Beginning on the left, in gray, is the Hardware Reserved list, which shows the amount of memory reserved for hardware. This list represents the amount of memory that the various hardware devices installed in your system have reserved so that they can communicate with the operating system. Of course, memory reserved for hardware is essentially locked and as such is not available to the memory manager.
Typically, the amount of Hardware Reserved memory ranges from 10MB to 70MB but can vary depending on the system’s hardware configuration and might be several hundred MB. Examples of components that can affect the amount of memory reserved include:
- System BIOS
- Motherboard resources, such as I/O advanced programmable interrupt controller (APIC)
- Sound cards or any other devices that require memory-mapped I/O
- PCI Express (PCIe) bus
- Video card
- Various chipsets
- Flash devices
The In Use list, shown in green in Figure C, represents the amount of memory being used by the operating system, drivers, and the various running processes. In Use memory is calculated by adding the sizes of the Modified, Standby, and Free values and subtracting this from the amount of recognized memory, which is listed as Total in the section just below the graph. The Total memory is calculated by subtracting any Hardware Reserved memory from the Installed RAM.

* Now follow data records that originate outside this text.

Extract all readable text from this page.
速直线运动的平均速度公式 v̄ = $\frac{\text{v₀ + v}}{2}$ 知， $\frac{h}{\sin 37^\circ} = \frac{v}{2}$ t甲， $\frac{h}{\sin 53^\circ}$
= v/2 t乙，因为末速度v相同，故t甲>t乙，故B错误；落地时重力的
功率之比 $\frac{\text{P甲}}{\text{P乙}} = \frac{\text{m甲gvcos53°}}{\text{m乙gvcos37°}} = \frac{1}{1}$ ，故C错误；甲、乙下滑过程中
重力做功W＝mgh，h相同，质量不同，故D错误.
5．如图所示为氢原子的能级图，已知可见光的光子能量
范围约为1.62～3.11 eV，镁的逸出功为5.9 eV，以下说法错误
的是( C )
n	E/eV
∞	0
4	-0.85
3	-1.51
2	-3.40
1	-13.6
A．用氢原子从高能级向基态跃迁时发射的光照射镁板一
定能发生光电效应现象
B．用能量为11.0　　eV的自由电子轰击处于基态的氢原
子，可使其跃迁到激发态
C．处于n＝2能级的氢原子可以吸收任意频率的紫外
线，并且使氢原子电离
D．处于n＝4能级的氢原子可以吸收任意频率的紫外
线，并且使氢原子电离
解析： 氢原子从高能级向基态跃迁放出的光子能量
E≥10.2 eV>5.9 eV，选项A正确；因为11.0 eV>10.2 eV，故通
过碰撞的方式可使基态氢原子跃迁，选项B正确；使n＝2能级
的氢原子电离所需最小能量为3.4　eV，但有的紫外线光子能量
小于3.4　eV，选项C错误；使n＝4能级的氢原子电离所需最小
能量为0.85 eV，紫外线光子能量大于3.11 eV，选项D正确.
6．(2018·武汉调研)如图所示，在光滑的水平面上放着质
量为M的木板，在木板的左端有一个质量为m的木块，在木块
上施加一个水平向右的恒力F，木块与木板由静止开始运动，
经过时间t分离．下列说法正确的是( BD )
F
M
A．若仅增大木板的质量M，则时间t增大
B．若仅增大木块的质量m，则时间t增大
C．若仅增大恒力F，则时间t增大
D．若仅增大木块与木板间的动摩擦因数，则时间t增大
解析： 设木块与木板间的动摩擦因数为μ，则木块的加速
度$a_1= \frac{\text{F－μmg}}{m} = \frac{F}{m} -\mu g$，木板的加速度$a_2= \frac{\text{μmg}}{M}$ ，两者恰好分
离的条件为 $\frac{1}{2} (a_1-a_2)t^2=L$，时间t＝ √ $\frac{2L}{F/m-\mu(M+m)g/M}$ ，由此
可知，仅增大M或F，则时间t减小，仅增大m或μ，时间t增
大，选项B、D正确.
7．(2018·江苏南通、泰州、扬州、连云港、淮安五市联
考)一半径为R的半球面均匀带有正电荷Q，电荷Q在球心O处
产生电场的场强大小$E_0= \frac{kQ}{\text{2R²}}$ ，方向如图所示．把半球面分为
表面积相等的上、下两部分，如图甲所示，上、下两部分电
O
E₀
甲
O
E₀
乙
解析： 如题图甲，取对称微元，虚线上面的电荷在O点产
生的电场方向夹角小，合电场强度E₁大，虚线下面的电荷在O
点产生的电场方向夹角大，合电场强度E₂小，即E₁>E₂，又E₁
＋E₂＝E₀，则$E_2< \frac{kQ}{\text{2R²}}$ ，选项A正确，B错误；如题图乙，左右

Shown in orange, the Modified list represents the pages of memory that contain data that has been modified but not been accessed for a while. As such it is not technically in use but can still be pulled into service quickly if needed. If memory in the Modified list has not been accessed in a long time, the memory manager will write the page to disk and then move it to the Standby list.
The Standby list, which is shown in blue, contains pages that have been removed from process working sets but are still linked to their respective working sets. As such, Standby list is essentially a cache. However, memory pages in the Standby list are prioritized in a range of 0-7, with 7 being the highest. Essentially, a page related to a high-priority process will receive a high-priority level in the Standby list.
For example, processes that are Shareable will be a high priority and pages associated with these Shareable processes will have the highest priority in the Standby list.
Now, if a process needs a page that is associated with the process and that page is now in the Standby list, the memory manager immediately returns the page to that process’ working set. However, all pages on the Standby list are available for memory allocation requests from any process. When a process requests additional memory and there is not enough memory in the Free list, the memory manager checks the page’s priority and will take a page with a low priority from the Standby list, initialize it, and allocate it to that process.
The Free list, shown in light blue, contains pages of memory that have not yet been allocated to a process or were previously allocated but returned to the memory manager when the process ended. (While “not yet been allocated” and “previously allocated” memory both show in the Free part of this bar graph, the “not yet been allocated” pages are actually part of another list called the Zero Page list. These are so-called because they have been initialized to zero and are ready for use when the memory manager needs a new page.)